Psychopathology is qualitatively different for Avoidant Personality Disorder than for Major Depressive Disorder (MDD) per se. Even though he is older, suffering from addiction, and somewhat more jaded by life experience, the prognosis for Jacob is better than for Gladys. Why? Because the disorder Gladys experiences is wedged deep in the center of her essential make-up. She sees everything through the lens of avoidance, and this feature of her will not change.
Can Personality Disorders be Explained Biologically?
The answer to this question is YES and NO. In an earlier entry, I describe the neurological underpinnings of Borderline Personality Disorder (See “After the Session Blog”, Borderline Personality Disorder, October 23, 2021).
For example there is compelling evidence for a biological underpinning in the symptom of emotional dysregulation for Cluster C personality disorders (Avoidant, Dependent, Obsessive-Compulsive) implicating the neurotransmitters dopamine and serotonin.
It is without question that individuals with Personality Disorders have distinct historical patterns in the areas of:
Genetics
Neurochemistry abnormalities (dopamine, serotonin, Gaba)
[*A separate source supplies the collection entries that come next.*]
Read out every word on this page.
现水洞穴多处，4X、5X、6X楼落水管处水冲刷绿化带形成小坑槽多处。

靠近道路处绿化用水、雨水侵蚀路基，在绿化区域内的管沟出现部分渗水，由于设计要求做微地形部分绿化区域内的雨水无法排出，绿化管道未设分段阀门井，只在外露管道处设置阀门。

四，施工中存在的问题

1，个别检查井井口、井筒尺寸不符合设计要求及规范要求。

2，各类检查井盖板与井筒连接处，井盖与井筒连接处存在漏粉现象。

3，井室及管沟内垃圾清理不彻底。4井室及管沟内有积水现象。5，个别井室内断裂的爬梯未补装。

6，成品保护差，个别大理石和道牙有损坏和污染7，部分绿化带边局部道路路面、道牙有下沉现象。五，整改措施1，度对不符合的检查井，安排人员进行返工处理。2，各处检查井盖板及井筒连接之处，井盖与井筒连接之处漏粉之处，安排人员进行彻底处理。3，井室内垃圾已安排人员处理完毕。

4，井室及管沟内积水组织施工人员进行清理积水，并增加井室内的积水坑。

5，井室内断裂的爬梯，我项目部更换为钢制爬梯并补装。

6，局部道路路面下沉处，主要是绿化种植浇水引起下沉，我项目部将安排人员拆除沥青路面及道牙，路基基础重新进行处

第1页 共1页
Childhood Trauma (Particularly Verbal Abuse, Sexual Abuse, Physical Abuse)
Over-reactive Temperament (This group might be considered the “highly reactive child” syndrome.
Early Peer Group Factors (both positive and negative). There is no study of this, but it would be interesting to evaluate whether children from military families (in transition) have a greater propensity, say, for Personality Disorder than children from homes and with peers in highly stable non-transitioning (no moves during childhood) family situations.